Вновь о детском одиночестве. Игрушек мы не имели. Но мне кто-то из соседей подарил металлического гимнаста, при заводе крутившегося на турнике. Но крутился недолго, а потому и интерес к нему пропал. За домом в нескольких метрах углублялся извилистый овраг, отделявший воинскую часть от села. В него почему-то ссыпали бракованные радиолампы только что построенного в городе радиозавода. Они-то, с завораживающей золотистой пластинкой изолятора внутри, и стали моими игрушками.
Более всего любил рассматривать книги и журналы. Старший из моих соседских друзей по детским играм Сашка Тарасенков пошел в школу. Учился плохо, без интереса.
– Кы-а, шы-а, – мучительно тянул Сашка.
– Что получилось? – спрашивала тетя Дуся.
– Жрать охота…
Я месяца за два мучительного терзания Сашкой букваря выучил все буквы и читал не по слогам, а целыми словами.

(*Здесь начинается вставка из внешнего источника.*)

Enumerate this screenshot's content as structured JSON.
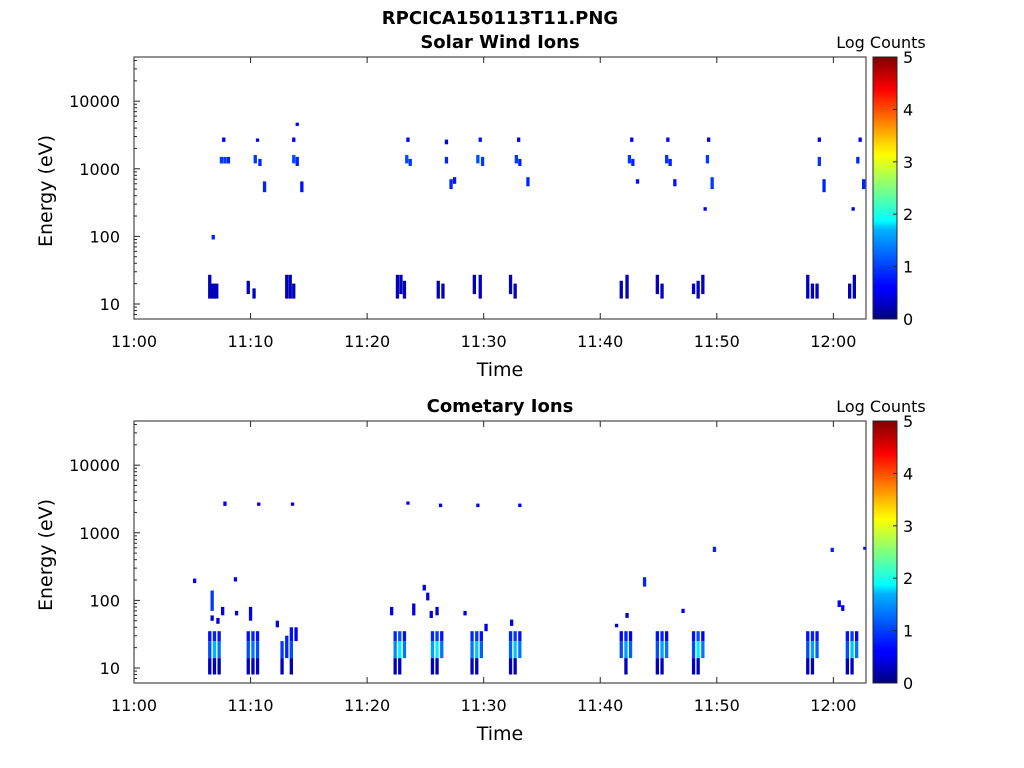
{
  "figure_title": "RPCICA150113T11.PNG",
  "chart_data": [
    {
      "type": "heatmap",
      "title": "Solar Wind Ions",
      "xlabel": "Time",
      "ylabel": "Energy (eV)",
      "x_ticks": [
        "11:00",
        "11:10",
        "11:20",
        "11:30",
        "11:40",
        "11:50",
        "12:00"
      ],
      "x_tick_minutes": [
        0,
        10,
        20,
        30,
        40,
        50,
        60
      ],
      "x_range_minutes": [
        0,
        62.8
      ],
      "y_scale": "log",
      "y_ticks": [
        10,
        100,
        1000,
        10000
      ],
      "y_range_ev": [
        6,
        45000
      ],
      "colorbar": {
        "label": "Log Counts",
        "range": [
          0,
          5
        ],
        "ticks": [
          "0",
          "1",
          "2",
          "3",
          "4",
          "5"
        ]
      },
      "cells": [
        [
          6.5,
          12,
          27,
          0.3
        ],
        [
          6.7,
          12,
          20,
          0.3
        ],
        [
          6.9,
          12,
          20,
          0.3
        ],
        [
          7.1,
          12,
          20,
          0.3
        ],
        [
          6.8,
          90,
          105,
          0.8
        ],
        [
          7.5,
          1200,
          1500,
          0.9
        ],
        [
          7.8,
          1200,
          1500,
          0.9
        ],
        [
          8.1,
          1200,
          1500,
          0.8
        ],
        [
          7.7,
          2500,
          2900,
          0.6
        ],
        [
          9.8,
          14,
          22,
          0.3
        ],
        [
          10.3,
          12,
          17,
          0.3
        ],
        [
          10.4,
          1200,
          1600,
          0.9
        ],
        [
          10.8,
          1100,
          1400,
          0.8
        ],
        [
          11.2,
          450,
          650,
          0.8
        ],
        [
          10.6,
          2500,
          2800,
          0.6
        ],
        [
          13.1,
          12,
          27,
          0.3
        ],
        [
          13.4,
          12,
          27,
          0.3
        ],
        [
          13.7,
          12,
          20,
          0.3
        ],
        [
          13.7,
          1200,
          1600,
          1.0
        ],
        [
          14.0,
          1100,
          1500,
          0.8
        ],
        [
          14.4,
          450,
          650,
          0.7
        ],
        [
          13.7,
          2500,
          2900,
          0.6
        ],
        [
          14.0,
          4300,
          4800,
          0.6
        ],
        [
          22.6,
          12,
          27,
          0.3
        ],
        [
          22.9,
          14,
          27,
          0.3
        ],
        [
          23.2,
          12,
          22,
          0.3
        ],
        [
          23.4,
          1200,
          1600,
          1.0
        ],
        [
          23.7,
          1100,
          1400,
          0.9
        ],
        [
          23.5,
          2500,
          2900,
          0.6
        ],
        [
          26.1,
          12,
          22,
          0.3
        ],
        [
          26.5,
          12,
          20,
          0.3
        ],
        [
          26.8,
          1200,
          1500,
          0.8
        ],
        [
          26.8,
          2300,
          2700,
          0.6
        ],
        [
          27.2,
          500,
          700,
          0.8
        ],
        [
          27.5,
          600,
          750,
          0.7
        ],
        [
          29.2,
          14,
          27,
          0.3
        ],
        [
          29.7,
          12,
          27,
          0.3
        ],
        [
          29.5,
          1200,
          1600,
          1.0
        ],
        [
          29.9,
          1100,
          1500,
          0.9
        ],
        [
          29.7,
          2500,
          2900,
          0.7
        ],
        [
          32.3,
          14,
          27,
          0.3
        ],
        [
          32.7,
          12,
          20,
          0.3
        ],
        [
          32.8,
          1200,
          1600,
          0.9
        ],
        [
          33.1,
          1100,
          1400,
          0.8
        ],
        [
          33.8,
          550,
          750,
          0.8
        ],
        [
          33.0,
          2500,
          2900,
          0.6
        ],
        [
          41.8,
          12,
          22,
          0.3
        ],
        [
          42.3,
          12,
          27,
          0.3
        ],
        [
          42.5,
          1200,
          1600,
          0.9
        ],
        [
          42.8,
          1100,
          1400,
          0.8
        ],
        [
          42.7,
          2500,
          2900,
          0.6
        ],
        [
          43.2,
          600,
          700,
          0.7
        ],
        [
          44.9,
          14,
          27,
          0.3
        ],
        [
          45.3,
          12,
          20,
          0.3
        ],
        [
          45.7,
          1200,
          1600,
          0.9
        ],
        [
          46.0,
          1100,
          1400,
          0.8
        ],
        [
          45.8,
          2500,
          2900,
          0.6
        ],
        [
          46.4,
          550,
          700,
          0.7
        ],
        [
          48.0,
          14,
          20,
          0.3
        ],
        [
          48.4,
          12,
          22,
          0.3
        ],
        [
          48.8,
          14,
          27,
          0.3
        ],
        [
          49.2,
          1200,
          1600,
          0.9
        ],
        [
          49.6,
          500,
          750,
          0.9
        ],
        [
          49.3,
          2500,
          2900,
          0.6
        ],
        [
          49.0,
          240,
          270,
          0.6
        ],
        [
          57.8,
          12,
          27,
          0.3
        ],
        [
          58.2,
          12,
          20,
          0.3
        ],
        [
          58.6,
          12,
          20,
          0.3
        ],
        [
          58.8,
          1100,
          1500,
          0.9
        ],
        [
          59.2,
          450,
          700,
          0.8
        ],
        [
          58.8,
          2500,
          2900,
          0.6
        ],
        [
          61.4,
          12,
          20,
          0.3
        ],
        [
          61.8,
          12,
          27,
          0.3
        ],
        [
          61.7,
          240,
          270,
          0.6
        ],
        [
          62.1,
          1200,
          1500,
          0.8
        ],
        [
          62.6,
          500,
          700,
          0.8
        ],
        [
          62.3,
          2500,
          2900,
          0.6
        ]
      ]
    },
    {
      "type": "heatmap",
      "title": "Cometary Ions",
      "xlabel": "Time",
      "ylabel": "Energy (eV)",
      "x_ticks": [
        "11:00",
        "11:10",
        "11:20",
        "11:30",
        "11:40",
        "11:50",
        "12:00"
      ],
      "x_tick_minutes": [
        0,
        10,
        20,
        30,
        40,
        50,
        60
      ],
      "x_range_minutes": [
        0,
        62.8
      ],
      "y_scale": "log",
      "y_ticks": [
        10,
        100,
        1000,
        10000
      ],
      "y_range_ev": [
        6,
        45000
      ],
      "colorbar": {
        "label": "Log Counts",
        "range": [
          0,
          5
        ],
        "ticks": [
          "0",
          "1",
          "2",
          "3",
          "4",
          "5"
        ]
      },
      "cells": [
        [
          6.5,
          8,
          14,
          0.3
        ],
        [
          6.5,
          14,
          25,
          1.0
        ],
        [
          6.5,
          25,
          35,
          0.7
        ],
        [
          6.9,
          8,
          14,
          0.3
        ],
        [
          6.9,
          14,
          25,
          1.5
        ],
        [
          6.9,
          25,
          35,
          0.8
        ],
        [
          7.3,
          8,
          14,
          0.3
        ],
        [
          7.3,
          14,
          25,
          1.2
        ],
        [
          7.3,
          25,
          35,
          0.7
        ],
        [
          6.7,
          50,
          60,
          0.5
        ],
        [
          6.7,
          70,
          140,
          0.9
        ],
        [
          7.2,
          45,
          55,
          0.4
        ],
        [
          7.6,
          60,
          80,
          0.5
        ],
        [
          7.8,
          2500,
          2900,
          0.6
        ],
        [
          5.2,
          180,
          210,
          0.6
        ],
        [
          8.7,
          190,
          220,
          0.6
        ],
        [
          9.8,
          8,
          14,
          0.3
        ],
        [
          9.8,
          14,
          25,
          1.0
        ],
        [
          9.8,
          25,
          35,
          0.7
        ],
        [
          10.2,
          8,
          14,
          0.3
        ],
        [
          10.2,
          14,
          25,
          1.2
        ],
        [
          10.2,
          25,
          35,
          0.8
        ],
        [
          10.6,
          8,
          14,
          0.3
        ],
        [
          10.6,
          14,
          25,
          1.0
        ],
        [
          10.6,
          25,
          35,
          0.7
        ],
        [
          10.0,
          50,
          80,
          0.6
        ],
        [
          10.7,
          2500,
          2800,
          0.6
        ],
        [
          8.8,
          60,
          70,
          0.5
        ],
        [
          12.7,
          8,
          14,
          0.3
        ],
        [
          12.7,
          14,
          25,
          0.9
        ],
        [
          13.1,
          14,
          30,
          0.8
        ],
        [
          13.5,
          8,
          14,
          0.3
        ],
        [
          13.5,
          14,
          25,
          1.0
        ],
        [
          13.5,
          25,
          40,
          0.7
        ],
        [
          13.9,
          25,
          40,
          0.6
        ],
        [
          12.3,
          40,
          50,
          0.5
        ],
        [
          13.6,
          2500,
          2800,
          0.6
        ],
        [
          22.4,
          8,
          14,
          0.3
        ],
        [
          22.4,
          14,
          25,
          1.3
        ],
        [
          22.4,
          25,
          35,
          0.8
        ],
        [
          22.8,
          8,
          14,
          0.3
        ],
        [
          22.8,
          14,
          25,
          1.8
        ],
        [
          22.8,
          25,
          35,
          1.0
        ],
        [
          23.2,
          14,
          25,
          1.2
        ],
        [
          23.2,
          25,
          35,
          0.7
        ],
        [
          22.1,
          60,
          80,
          0.5
        ],
        [
          23.5,
          2600,
          2900,
          0.6
        ],
        [
          24.0,
          60,
          90,
          0.5
        ],
        [
          25.6,
          8,
          14,
          0.3
        ],
        [
          25.6,
          14,
          25,
          1.4
        ],
        [
          25.6,
          25,
          35,
          0.8
        ],
        [
          26.0,
          8,
          14,
          0.3
        ],
        [
          26.0,
          14,
          25,
          1.8
        ],
        [
          26.0,
          25,
          35,
          0.9
        ],
        [
          26.4,
          14,
          25,
          1.2
        ],
        [
          26.4,
          25,
          35,
          0.7
        ],
        [
          24.9,
          140,
          170,
          0.5
        ],
        [
          25.2,
          100,
          130,
          0.5
        ],
        [
          25.5,
          55,
          70,
          0.5
        ],
        [
          26.0,
          60,
          80,
          0.4
        ],
        [
          26.3,
          2400,
          2700,
          0.6
        ],
        [
          28.4,
          60,
          70,
          0.5
        ],
        [
          29.0,
          8,
          14,
          0.3
        ],
        [
          29.0,
          14,
          25,
          1.2
        ],
        [
          29.0,
          25,
          35,
          0.8
        ],
        [
          29.4,
          8,
          14,
          0.3
        ],
        [
          29.4,
          14,
          25,
          1.6
        ],
        [
          29.4,
          25,
          35,
          0.9
        ],
        [
          29.8,
          14,
          25,
          1.1
        ],
        [
          29.8,
          25,
          35,
          0.7
        ],
        [
          30.2,
          35,
          45,
          0.5
        ],
        [
          29.5,
          2400,
          2700,
          0.6
        ],
        [
          32.3,
          8,
          14,
          0.3
        ],
        [
          32.3,
          14,
          25,
          1.1
        ],
        [
          32.3,
          25,
          35,
          0.8
        ],
        [
          32.7,
          8,
          14,
          0.3
        ],
        [
          32.7,
          14,
          25,
          1.6
        ],
        [
          32.7,
          25,
          35,
          0.9
        ],
        [
          33.1,
          14,
          25,
          1.2
        ],
        [
          33.1,
          25,
          35,
          0.7
        ],
        [
          32.4,
          42,
          52,
          0.5
        ],
        [
          33.1,
          2400,
          2700,
          0.6
        ],
        [
          41.8,
          14,
          25,
          1.0
        ],
        [
          41.8,
          25,
          35,
          0.6
        ],
        [
          42.2,
          8,
          14,
          0.3
        ],
        [
          42.2,
          14,
          25,
          1.4
        ],
        [
          42.2,
          25,
          35,
          0.8
        ],
        [
          42.6,
          14,
          25,
          1.1
        ],
        [
          42.6,
          25,
          35,
          0.6
        ],
        [
          42.3,
          55,
          65,
          0.4
        ],
        [
          41.4,
          40,
          45,
          0.4
        ],
        [
          43.8,
          160,
          220,
          0.8
        ],
        [
          44.9,
          8,
          14,
          0.3
        ],
        [
          44.9,
          14,
          25,
          1.0
        ],
        [
          44.9,
          25,
          35,
          0.7
        ],
        [
          45.3,
          8,
          14,
          0.3
        ],
        [
          45.3,
          14,
          25,
          1.4
        ],
        [
          45.3,
          25,
          35,
          0.8
        ],
        [
          45.7,
          14,
          25,
          1.2
        ],
        [
          45.7,
          25,
          35,
          0.6
        ],
        [
          47.1,
          65,
          75,
          0.6
        ],
        [
          48.0,
          8,
          14,
          0.3
        ],
        [
          48.0,
          14,
          25,
          1.0
        ],
        [
          48.0,
          25,
          35,
          0.7
        ],
        [
          48.4,
          8,
          14,
          0.3
        ],
        [
          48.4,
          14,
          25,
          1.8
        ],
        [
          48.4,
          25,
          35,
          1.0
        ],
        [
          48.8,
          14,
          25,
          1.2
        ],
        [
          48.8,
          25,
          35,
          0.6
        ],
        [
          49.8,
          520,
          620,
          0.8
        ],
        [
          57.8,
          8,
          14,
          0.3
        ],
        [
          57.8,
          14,
          25,
          1.0
        ],
        [
          57.8,
          25,
          35,
          0.7
        ],
        [
          58.2,
          8,
          14,
          0.3
        ],
        [
          58.2,
          14,
          25,
          1.4
        ],
        [
          58.2,
          25,
          35,
          0.8
        ],
        [
          58.6,
          14,
          25,
          1.1
        ],
        [
          58.6,
          25,
          35,
          0.7
        ],
        [
          59.9,
          520,
          600,
          0.8
        ],
        [
          60.5,
          80,
          100,
          0.6
        ],
        [
          60.8,
          70,
          85,
          0.5
        ],
        [
          61.2,
          8,
          14,
          0.3
        ],
        [
          61.2,
          14,
          25,
          1.0
        ],
        [
          61.2,
          25,
          35,
          0.7
        ],
        [
          61.6,
          8,
          14,
          0.3
        ],
        [
          61.6,
          14,
          25,
          1.6
        ],
        [
          61.6,
          25,
          35,
          0.9
        ],
        [
          62.0,
          14,
          25,
          1.2
        ],
        [
          62.0,
          25,
          35,
          0.6
        ],
        [
          62.7,
          560,
          620,
          0.7
        ]
      ]
    }
  ]
}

Мать, не имевшая в своем детстве возможности для полноценного образования, всячески поддерживала во мне возникший интерес. При скудных возможностях покупала мне книги, исключительно русскую классику. Особенно помнятся две большие в мягких обложках: «Бородино» Лермонтова и «Каштанка» Чехова. Мне кажется, я и вставал, и ложился с ними. Во всяком случае, стихотворение «Бородино» уже в пять лет я знал наизусть. Страсть к литературе (низкий поклон матушке) осталась навсегда.